Yüz bölgesinin daha fazla yıpranmaya açık olduğunu belirten Estetik International Sağlık Grubu doktorlarından Dr. Mustafa Kemal Ataönder, Amerika’da yapılan araştırmayı değerlendirdi. Özelliklekadınların bedenlerinden çok, yüzlerindeki yıpranmaya odaklandıklarını ve bunun için önlemler aldıklarını belirten Ataönder, “Yüzümüz iletişim için en önemli bölgelerden birisi, üstelik aynada en fazla izlediğimiz alan. Mimik kaslarının bu bölgede olması ve sürekli güneş gibi dış faktörlerin olası zararlı etkilerine maruz kalması sebebiyle, çok daha fazla yıpranmaya açık olduğunu söyleyebiliriz” dedi.

“YÜZ İÇİN YAPILAN AMELİYATSIZ UYGULAMALARDA EN ÇOK…”

Kadınların en çok talep ettikleri uygulamanın başında Örümcek Ağı Estetiği’nin geldiğini belirten Ataönder, “Kliniklerimize gelen kadın hastalarımızın en çok talep ettiği uygulamaların başında Örümcek Ağı Estetiği’nin olması da, aslında bu araştırma sonuçlarını doğruluyor. Örümcek Ağı Estetiği ile büyük oranda yaşlanma belirtilerinin önüne geçebiliyor ve ya oluşmadan önlemler alabiliyoruz” diye konuştu. Dr. Mustafa Kemal Ataönder ayrıca Örümcek Ağı Estetiği’nin yüz dışında, kol ve bacak içleri, karın, meme gibi bölgelere de yapılabildiğini söyledi.

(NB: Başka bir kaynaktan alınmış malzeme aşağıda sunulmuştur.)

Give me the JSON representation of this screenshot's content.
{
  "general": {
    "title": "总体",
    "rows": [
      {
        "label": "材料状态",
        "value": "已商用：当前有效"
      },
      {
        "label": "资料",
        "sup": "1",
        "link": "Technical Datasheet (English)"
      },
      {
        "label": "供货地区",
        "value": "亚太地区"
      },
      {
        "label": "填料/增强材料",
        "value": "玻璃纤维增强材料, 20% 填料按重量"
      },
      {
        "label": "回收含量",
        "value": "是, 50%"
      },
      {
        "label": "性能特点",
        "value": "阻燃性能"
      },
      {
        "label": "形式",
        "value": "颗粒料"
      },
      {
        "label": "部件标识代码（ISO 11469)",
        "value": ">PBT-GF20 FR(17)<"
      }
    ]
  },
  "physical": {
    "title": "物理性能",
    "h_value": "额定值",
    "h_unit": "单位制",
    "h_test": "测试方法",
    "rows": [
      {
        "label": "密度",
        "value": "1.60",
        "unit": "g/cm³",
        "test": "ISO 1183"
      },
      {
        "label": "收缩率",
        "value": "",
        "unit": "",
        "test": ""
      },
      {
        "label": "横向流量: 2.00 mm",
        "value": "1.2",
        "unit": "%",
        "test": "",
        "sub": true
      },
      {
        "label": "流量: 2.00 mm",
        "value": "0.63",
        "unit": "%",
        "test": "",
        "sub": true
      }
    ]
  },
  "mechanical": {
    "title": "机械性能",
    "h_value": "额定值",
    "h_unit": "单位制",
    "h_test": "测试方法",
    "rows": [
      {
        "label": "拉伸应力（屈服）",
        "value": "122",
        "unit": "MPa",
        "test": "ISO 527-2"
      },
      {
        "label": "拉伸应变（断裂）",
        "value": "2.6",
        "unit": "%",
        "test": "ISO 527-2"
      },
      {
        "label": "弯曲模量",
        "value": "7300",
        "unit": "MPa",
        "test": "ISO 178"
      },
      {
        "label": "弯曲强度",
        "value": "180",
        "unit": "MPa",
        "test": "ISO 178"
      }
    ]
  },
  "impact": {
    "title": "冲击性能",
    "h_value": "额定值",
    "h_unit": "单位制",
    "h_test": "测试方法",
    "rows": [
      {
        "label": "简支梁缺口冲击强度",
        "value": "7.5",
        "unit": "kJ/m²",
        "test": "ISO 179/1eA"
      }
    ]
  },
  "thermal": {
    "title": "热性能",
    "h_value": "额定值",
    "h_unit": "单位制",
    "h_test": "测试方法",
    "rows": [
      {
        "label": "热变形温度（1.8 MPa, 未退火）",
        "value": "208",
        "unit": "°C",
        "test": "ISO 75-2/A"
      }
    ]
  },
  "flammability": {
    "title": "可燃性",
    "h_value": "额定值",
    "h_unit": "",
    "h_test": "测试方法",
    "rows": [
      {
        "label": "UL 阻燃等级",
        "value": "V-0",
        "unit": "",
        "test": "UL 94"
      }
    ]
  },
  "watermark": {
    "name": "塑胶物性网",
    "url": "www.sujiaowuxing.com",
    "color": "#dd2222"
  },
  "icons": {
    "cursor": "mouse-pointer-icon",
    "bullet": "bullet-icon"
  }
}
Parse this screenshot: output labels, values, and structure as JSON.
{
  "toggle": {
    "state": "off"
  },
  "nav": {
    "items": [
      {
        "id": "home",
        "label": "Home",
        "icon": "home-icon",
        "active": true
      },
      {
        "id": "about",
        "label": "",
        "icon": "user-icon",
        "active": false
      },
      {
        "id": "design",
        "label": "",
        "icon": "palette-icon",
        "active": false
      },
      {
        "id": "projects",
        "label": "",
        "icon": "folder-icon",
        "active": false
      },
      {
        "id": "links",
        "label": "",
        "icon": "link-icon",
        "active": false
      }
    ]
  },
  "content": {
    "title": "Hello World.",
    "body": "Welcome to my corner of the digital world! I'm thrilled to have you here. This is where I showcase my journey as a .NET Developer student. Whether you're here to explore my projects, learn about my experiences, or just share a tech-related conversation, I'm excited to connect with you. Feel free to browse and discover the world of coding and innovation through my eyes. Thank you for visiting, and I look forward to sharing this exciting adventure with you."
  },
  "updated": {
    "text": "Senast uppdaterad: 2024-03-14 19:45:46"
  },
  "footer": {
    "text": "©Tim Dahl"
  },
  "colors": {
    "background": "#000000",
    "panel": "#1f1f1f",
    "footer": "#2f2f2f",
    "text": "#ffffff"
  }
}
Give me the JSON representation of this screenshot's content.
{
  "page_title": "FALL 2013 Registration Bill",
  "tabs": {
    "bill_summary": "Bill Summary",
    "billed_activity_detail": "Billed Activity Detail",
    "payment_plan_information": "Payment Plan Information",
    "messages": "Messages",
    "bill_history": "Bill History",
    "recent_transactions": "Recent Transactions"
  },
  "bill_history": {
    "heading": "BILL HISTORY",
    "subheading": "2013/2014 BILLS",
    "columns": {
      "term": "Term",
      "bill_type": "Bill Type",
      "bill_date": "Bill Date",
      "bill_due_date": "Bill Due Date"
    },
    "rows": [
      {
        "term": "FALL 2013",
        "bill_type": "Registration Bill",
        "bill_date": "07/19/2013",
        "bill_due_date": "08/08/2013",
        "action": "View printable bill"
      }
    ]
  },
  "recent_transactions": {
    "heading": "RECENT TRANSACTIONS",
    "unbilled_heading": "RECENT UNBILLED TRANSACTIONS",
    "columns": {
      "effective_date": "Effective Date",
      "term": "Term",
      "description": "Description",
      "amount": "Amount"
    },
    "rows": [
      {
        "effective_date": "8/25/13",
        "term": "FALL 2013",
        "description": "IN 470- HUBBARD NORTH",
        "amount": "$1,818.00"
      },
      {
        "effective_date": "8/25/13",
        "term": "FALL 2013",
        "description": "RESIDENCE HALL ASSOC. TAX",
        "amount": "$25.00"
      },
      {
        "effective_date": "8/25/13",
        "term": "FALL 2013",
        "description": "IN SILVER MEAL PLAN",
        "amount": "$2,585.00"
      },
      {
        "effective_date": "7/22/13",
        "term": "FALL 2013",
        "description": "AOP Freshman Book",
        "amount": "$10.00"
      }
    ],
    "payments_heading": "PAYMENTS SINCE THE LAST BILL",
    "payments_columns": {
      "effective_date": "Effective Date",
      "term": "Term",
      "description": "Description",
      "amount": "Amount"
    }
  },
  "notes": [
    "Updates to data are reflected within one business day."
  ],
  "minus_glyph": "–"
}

BOTOKS, ULTRATERAPİ, DOLGU UYGULAMALARI

Fizyolojik bir süreç olan yaşlanmanın, önüne geçilebileceğini ve geciktirilebileceğini vurgulayan Ataönder, “Örümcek Ağı Estetiği’nin yanı sıra, mimik çizgilerinin oluşmadan önüne geçmek için botoks ve kontür düzenlemeleri içinse dolgu uygulamaları yine yüz bölgesi için en çok tercih edilen medikal uygulamaları arasında yer alıyor. Ayrıca ultrason dalgalarıyla kolajen üretimini harekete geçiren ultraterapi de favori bir tekniktir. Tüm bu saydığımız uygulamalar, her şeyden evvel önleyici ve yaşlanma belirtilerini tedavi edici özelliklere sahip. Herkes her sabah canlı ve pürüzsüz bir ciltle güne başlamak istiyor, bu sebeple kadın erkek fark etmeksizin ameliyatsız bu tekniklerden faydalanılabilir” dedi.